Welcome, to Tuesday, December 29th! ALL I NEED TO KNOW I LEARNED FROM A SNOWMAN….1. It’s okay if you’re a little bottom heavy. 2. Hold your ground, even when the heat is on. 3. Wearing white is always appropriate. 4. Winter is the best of the four seasons. 5. It takes a few extra rolls to make a good midsection. 5. There’s nothing better than a foul weather friend. 6. We’re all made up of mostly water. 7. You know you’ve made it when they write a song about you. 8. Accessorize! Accessorize! Accessorize! 9. Avoid yellow snow. Don’t get too much sun. 10. It’s embarrassing when you can’t look down and see your feet. 11. It’s fun to hang out in your front yard. 12. There’s no stopping you once you’re on a roll. And in the grand tradion of saving the best for last…13. It’s not the size of the carrot, but the placement that counts. “That’s my story for today and I’m sticking to it! Have a great day people and whatever you do, don’t forget to laff it up! Peace, I am outta here, Eucman!
Quotes of the Day
“Acting is the most minor of gifts and not a very high class way to earn a living. After all, Shirley Temple could do it at the age of four.” – Katharine Hepburn
“Remember, Ginger Rogers did everything Fred Astaire did, but backwards and in high heels.”
– Bob Thaves
“Sure I’m for helping the elderly. I’m going to be old myself some day.”

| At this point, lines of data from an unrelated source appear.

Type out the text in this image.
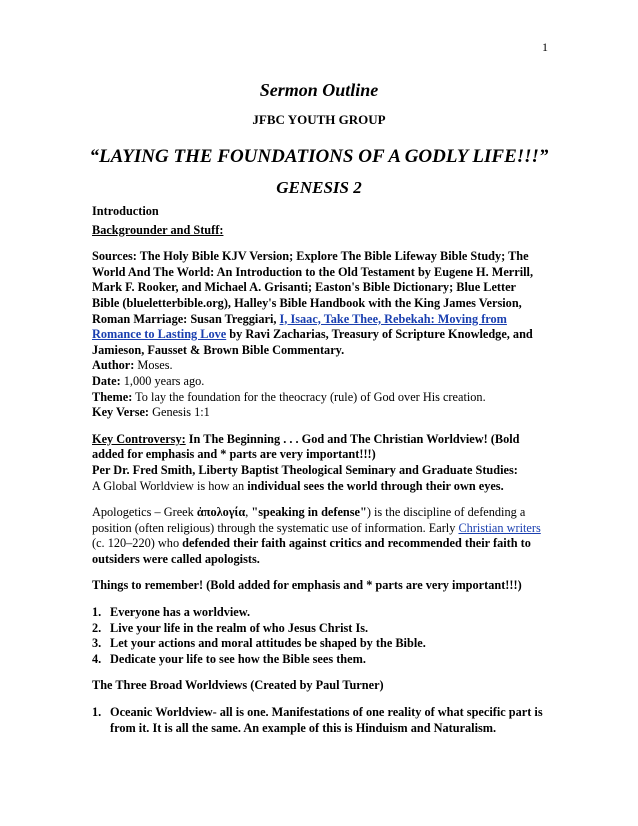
1
Sermon Outline
JFBC YOUTH GROUP
“LAYING THE FOUNDATIONS OF A GODLY LIFE!!!”
GENESIS 2

Introduction

Backgrounder and Stuff:

Sources: The Holy Bible KJV Version; Explore The Bible Lifeway Bible Study; The World And The World: An Introduction to the Old Testament by Eugene H. Merrill, Mark F. Rooker, and Michael A. Grisanti; Easton's Bible Dictionary; Blue Letter Bible (blueletterbible.org), Halley's Bible Handbook with the King James Version, Roman Marriage: Susan Treggiari, I, Isaac, Take Thee, Rebekah: Moving from Romance to Lasting Love by Ravi Zacharias, Treasury of Scripture Knowledge, and Jamieson, Fausset & Brown Bible Commentary.

Author: Moses.

Date: 1,000 years ago.

Theme: To lay the foundation for the theocracy (rule) of God over His creation.

Key Verse: Genesis 1:1

Key Controversy: In The Beginning . . . God and The Christian Worldview! (Bold added for emphasis and * parts are very important!!!)

Per Dr. Fred Smith, Liberty Baptist Theological Seminary and Graduate Studies:

A Global Worldview is how an individual sees the world through their own eyes.

Apologetics – Greek ἀπολογία, "speaking in defense") is the discipline of defending a position (often religious) through the systematic use of information. Early Christian writers (c. 120–220) who defended their faith against critics and recommended their faith to outsiders were called apologists.

Things to remember! (Bold added for emphasis and * parts are very important!!!)

1. Everyone has a worldview.
2. Live your life in the realm of who Jesus Christ Is.
3. Let your actions and moral attitudes be shaped by the Bible.
4. Dedicate your life to see how the Bible sees them.

The Three Broad Worldviews (Created by Paul Turner)

1. Oceanic Worldview- all is one. Manifestations of one reality of what specific part is from it. It is all the same. An example of this is Hinduism and Naturalism.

– Lillian Carter, in her 80s
“President Obama says that this year for Christmas his daughters want an iPod, video games and some books. But boy — you should have seen the looks on their faces when he told them instead they’re both getting universal healthcare.” -Conan O’Brien
“President Obama said on a radio show this morning that he and Michelle decided several years ago not to exchange Christmas presents. My wife and I made the same decision a few years ago and let me tell you, it’s a trap, Obama! Don’t fall for it.” -Jimmy Fallon
“In Massachusetts, Republicans are upset over a new tax hike on dogs. It was slipped into a bill at the last minute by Democrats. Democrats claim they’re only going to be taxing dogs that make over $250,000 a year, though.” -Jay Leno
Joke of the Day*
A Sunday School teacher of preschoolers told her students that she wanted each of them to have learned one fact about Jesus by the next Sunday. The following week she asked each child in turn what they had learned. Susie said, “He was born in a manger.” Bobby said, “He threw the money changers out of the temple.” Little Johnny said, “He has a red pickup truck but he doesn’t know how to drive it.” Curious, the teacher asked, “And where did you learn that, Johnny?” “From my Daddy,” said Johnny. “Yesterday we were driving down the highway, and this red pickup truck pulled out in front of us and Daddy yelled at him, ‘Jesus Christ! Why don’t you learn how to drive?'”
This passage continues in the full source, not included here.